Na hora em que escrevo, há poucas esperanças de que se possa evitar algum retrocesso, que reforçará nosso espírito de violência quotidiana e favorecerá os interesses que financiam a bancada da bala. Qualquer acordo que se costure, no fim das contas, será mais um na sucessão de horrores legislativos que vivemos este ano. Além disso, será mais uma vez em que se tentou responder aos problemas da vida real dando uma apertada na lei, como na interminável sucessão de projetos para elevar crimes à categoria de “hediondo”.

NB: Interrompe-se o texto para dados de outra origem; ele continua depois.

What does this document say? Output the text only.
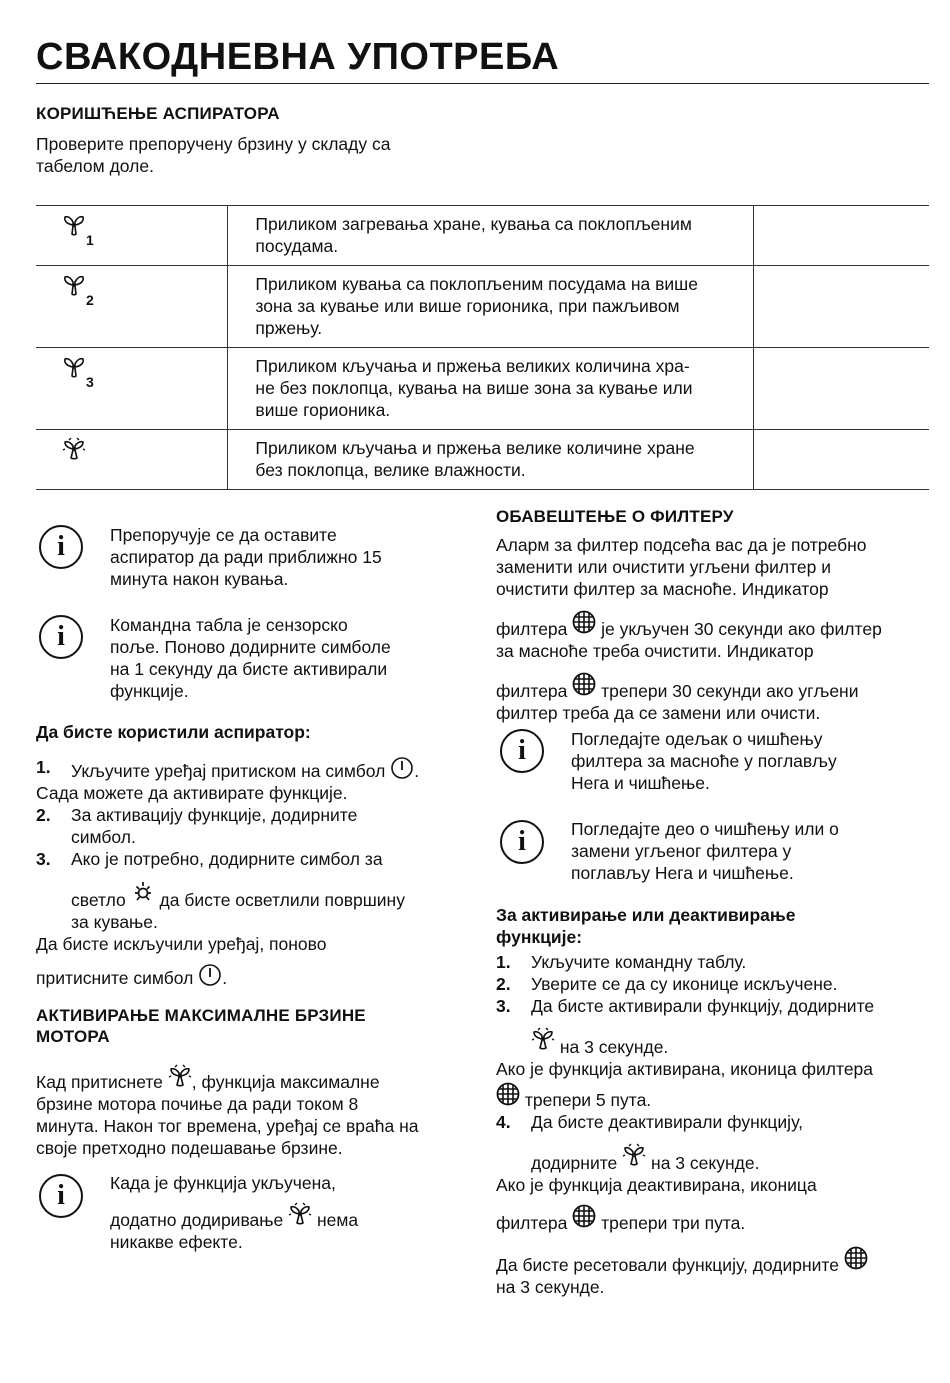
СВАКОДНЕВНА УПОТРЕБА
КОРИШЋЕЊЕ АСПИРАТОРА

Проверите препоручену брзину у складу са

табелом доле.

$_1$	Приликом загревања хране, кувања са поклопљеним
посудама.	

$_2$	Приликом кувања са поклопљеним посудама на више
зона за кување или више горионика, при пажљивом
пржењу.	

$_3$	Приликом кључања и пржења великих количина хра-
не без поклопца, кувања на више зона за кување или
више горионика.	

Приликом кључања и пржења велике количине хране
без поклопца, велике влажности.	

i	Препоручује се да оставите

аспиратор да ради приближно 15

минута након кувања.

i	Командна табла је сензорско

поље. Поново додирните симболе

на 1 секунду да бисте активирали

функције.

Да бисте користили аспиратор:
1. Укључите уређај притиском на симбол .

Сада можете да активирате функције.

2. За активацију функције, додирните
симбол.
3. Ако је потребно, додирните симбол за
светло да бисте осветлили површину
за кување.

Да бисте искључили уређај, поново

притисните симбол .

АКТИВИРАЊЕ МАКСИМАЛНЕ БРЗИНЕ
МОТОРА

Кад притиснете , функција максималне

брзине мотора почиње да ради током 8

минута. Након тог времена, уређај се враћа на

своје претходно подешавање брзине.

i	Када је функција укључена,

додатно додиривање нема

никакве ефекте.

ОБАВЕШТЕЊЕ О ФИЛТЕРУ

Аларм за филтер подсећа вас да је потребно

заменити или очистити угљени филтер и

очистити филтер за масноће. Индикатор

филтера је укључен 30 секунди ако филтер

за масноће треба очистити. Индикатор

филтера трепери 30 секунди ако угљени

филтер треба да се замени или очисти.

i	Погледајте одељак о чишћењу

филтера за масноће у поглављу

Нега и чишћење.

i	Погледајте део о чишћењу или о

замени угљеног филтера у

поглављу Нега и чишћење.

За активирање или деактивирање
функције:
1. Укључите командну таблу.
2. Уверите се да су иконице искључене.
3. Да бисте активирали функцију, додирните
на 3 секунде.

Ако је функција активирана, иконица филтера

трепери 5 пута.

4. Да бисте деактивирали функцију,
додирните на 3 секунде.

Ако је функција деактивирана, иконица

филтера трепери три пута.

Да бисте ресетовали функцију, додирните

на 3 секунде.
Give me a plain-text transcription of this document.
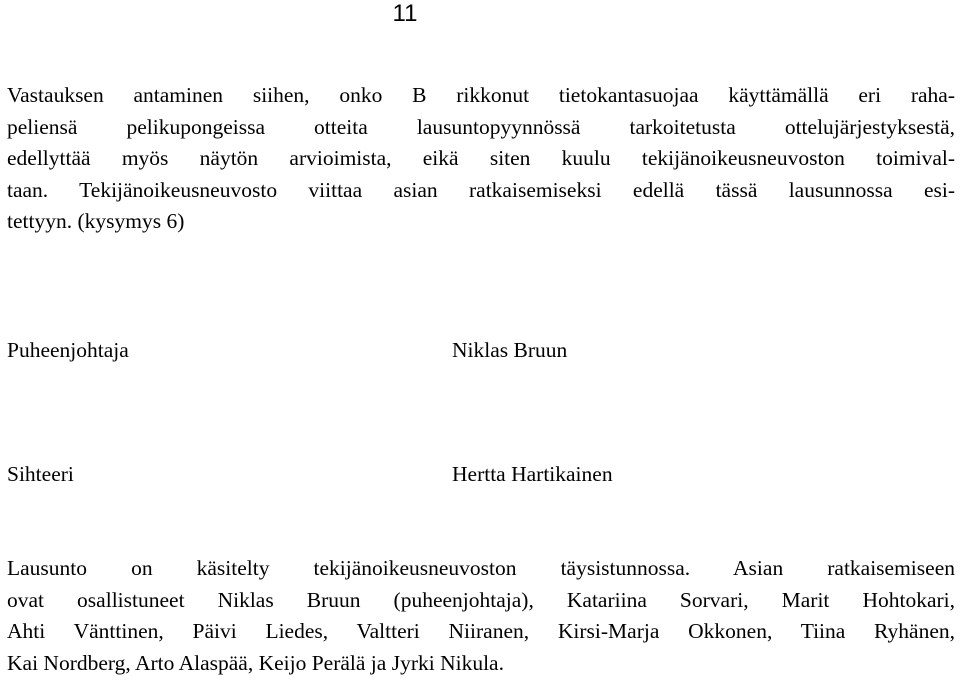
11
Vastauksen antaminen siihen, onko B rikkonut tietokantasuojaa käyttämällä eri raha-
peliensä pelikupongeissa otteita lausuntopyynnössä tarkoitetusta ottelujärjestyksestä,
edellyttää myös näytön arvioimista, eikä siten kuulu tekijänoikeusneuvoston toimival-
taan. Tekijänoikeusneuvosto viittaa asian ratkaisemiseksi edellä tässä lausunnossa esi-
tettyyn. (kysymys 6)
Puheenjohtaja	Niklas Bruun
Sihteeri	Hertta Hartikainen
Lausunto on käsitelty tekijänoikeusneuvoston täysistunnossa. Asian ratkaisemiseen
ovat osallistuneet Niklas Bruun (puheenjohtaja), Katariina Sorvari, Marit Hohtokari,
Ahti Vänttinen, Päivi Liedes, Valtteri Niiranen, Kirsi-Marja Okkonen, Tiina Ryhänen,
Kai Nordberg, Arto Alaspää, Keijo Perälä ja Jyrki Nikula.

A palavra que eu usaria para descrever a estratégia da “hediondização” dos crimes seria escapismo. Em vez de enfrentar a realidade, apertar a lei. (Por que não pensamos nisso antes? Agora sim, esse país vai pra frente!) Seria essa mais uma característica do “homem cordial” que não chegou a ser descrita por Sérgio Buarque e os demais intérpretes do Brasil? Mais do que o mero bacharelismo, o verdadeiro escapismo de quem gasta uma enorme carga de energia mental para assegurar-se de que nada de efetivo aconteça e continuemos girando em círculos, aí está uma estratégia política brilhante. Mas esse é um ponto que mereceria um texto inteiro só para ele, e não sentei no computador para isso…
1 E que ocupação triste, não? No longo prazo, com que espírito uma pessoa dessas vai olhar para trás e considerar seu legado? “O que foi que eu construí?…” Tudo isso em nome de quê? Um salário suficiente para pagar o IPTU de um apartamento com piscina e academia? Que pobreza.
2 De tão absurda, a PEC 171 merece ser lida
3 Veja o Estatuto da Criança e do Adolescente aqui.
4 Outra de Sérgio Buarque: a assinatura “cordiais saudações” pode servir tanto para expressar amabilidade como para selar uma ameaça.
5 Por sinal, o “leva pra casa” não está longe de tratar esses jovens como animais.